An organizational chart and timeline explaining the recently devised medical supply chain response to catastrophic emergencies are now available for public review.

The procedures specified in the documents were drawn up by a joint task force of medical supply-chain participants, including representatives from the Health Industry Distributors Association (HIDA), the Association for Healthcare Resource & Materials Management (AHRMM), AdvaMed, the American Hospital Association, and others. The federal Office of Emergency Preparedness assembled the task force shortly after the events of September 11, 2001.

According to HIDA, the task force successfully persuaded federal agencies to adopt the supply-chain approach—as an alternative to facility-level stockpiling—to provide supplies to hospitals during large-scale emergencies. To support its position, the task force cited an HHS data sheet titled "17 Critical Benchmarks for Bioterrorism Preparedness," which does not specify facility-level medical-supply stockpiling as necessary for ensuring preparedness.

The supply-chain response system was developed to address catastrophic events whose scope extends beyond that of relatively minor, routine disasters. Catastrophic emergencies "typically transcend individual hospitals and become community events," says Al Cook, president of AHRMM and chief resource officer at St. Francis Medical Center in Louisiana.

A critical element of the response system is the CBRNE designation. The acronym stands for chemical, biological, radiation, nuclear, and explosives— the five ways to define catastrophes and categorize supplies. The CBRNE template, which will become available to hospitals to prepare for large-scale emergencies, will "allow a hospital to maintain an open order at its distributor location that would detail the number and type of items to ship in any CBRNE event," Cook says. The order could be instantly activated by making a phone call at the onset of the catastrophe, thereby avoiding some of the lost time associated with waiting for the disaster to happen before determining what products need to be ordered.

For example, Cook explains, in the event of a chemical attack, a hospital could immediately phone its distributor and say, "Activate my C list for 500 people." The distributor would understand the order and be able to fill it right away.

Cook says the problems associated with facility-level stockpiling are many. "Stockpiling can lead to obsolescence [of inventory] due to deterioration." He adds, "It would be difficult for the supply chain to support 6000-plus hospitals stockpiling similar items at the same time." Such a system, he explains, would "stress the supply chain past the point of becoming able to support the demand."

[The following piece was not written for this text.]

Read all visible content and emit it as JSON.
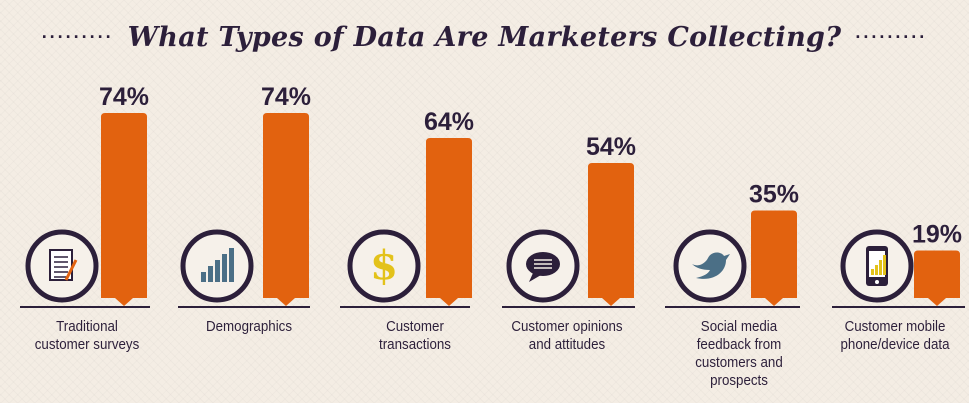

Medical-supply vendors are better able to manage stock—i.e., the bulge in the supply pipeline—than are individual hospitals, Cook says. Distributors generally use sophisticated, computer-assisted stock-rotation techniques, whereas hospitals lack such systems and tend to rely on entry-level technicians to accomplish the stock-rotation task.

The task force hopes to standardize the CBRNE template and its related procedures with the cooperation of government agencies. If the group is successful, the medical supply chain response will likely replace facility-level stockpiling as a means for responding to large-scale catastrophes.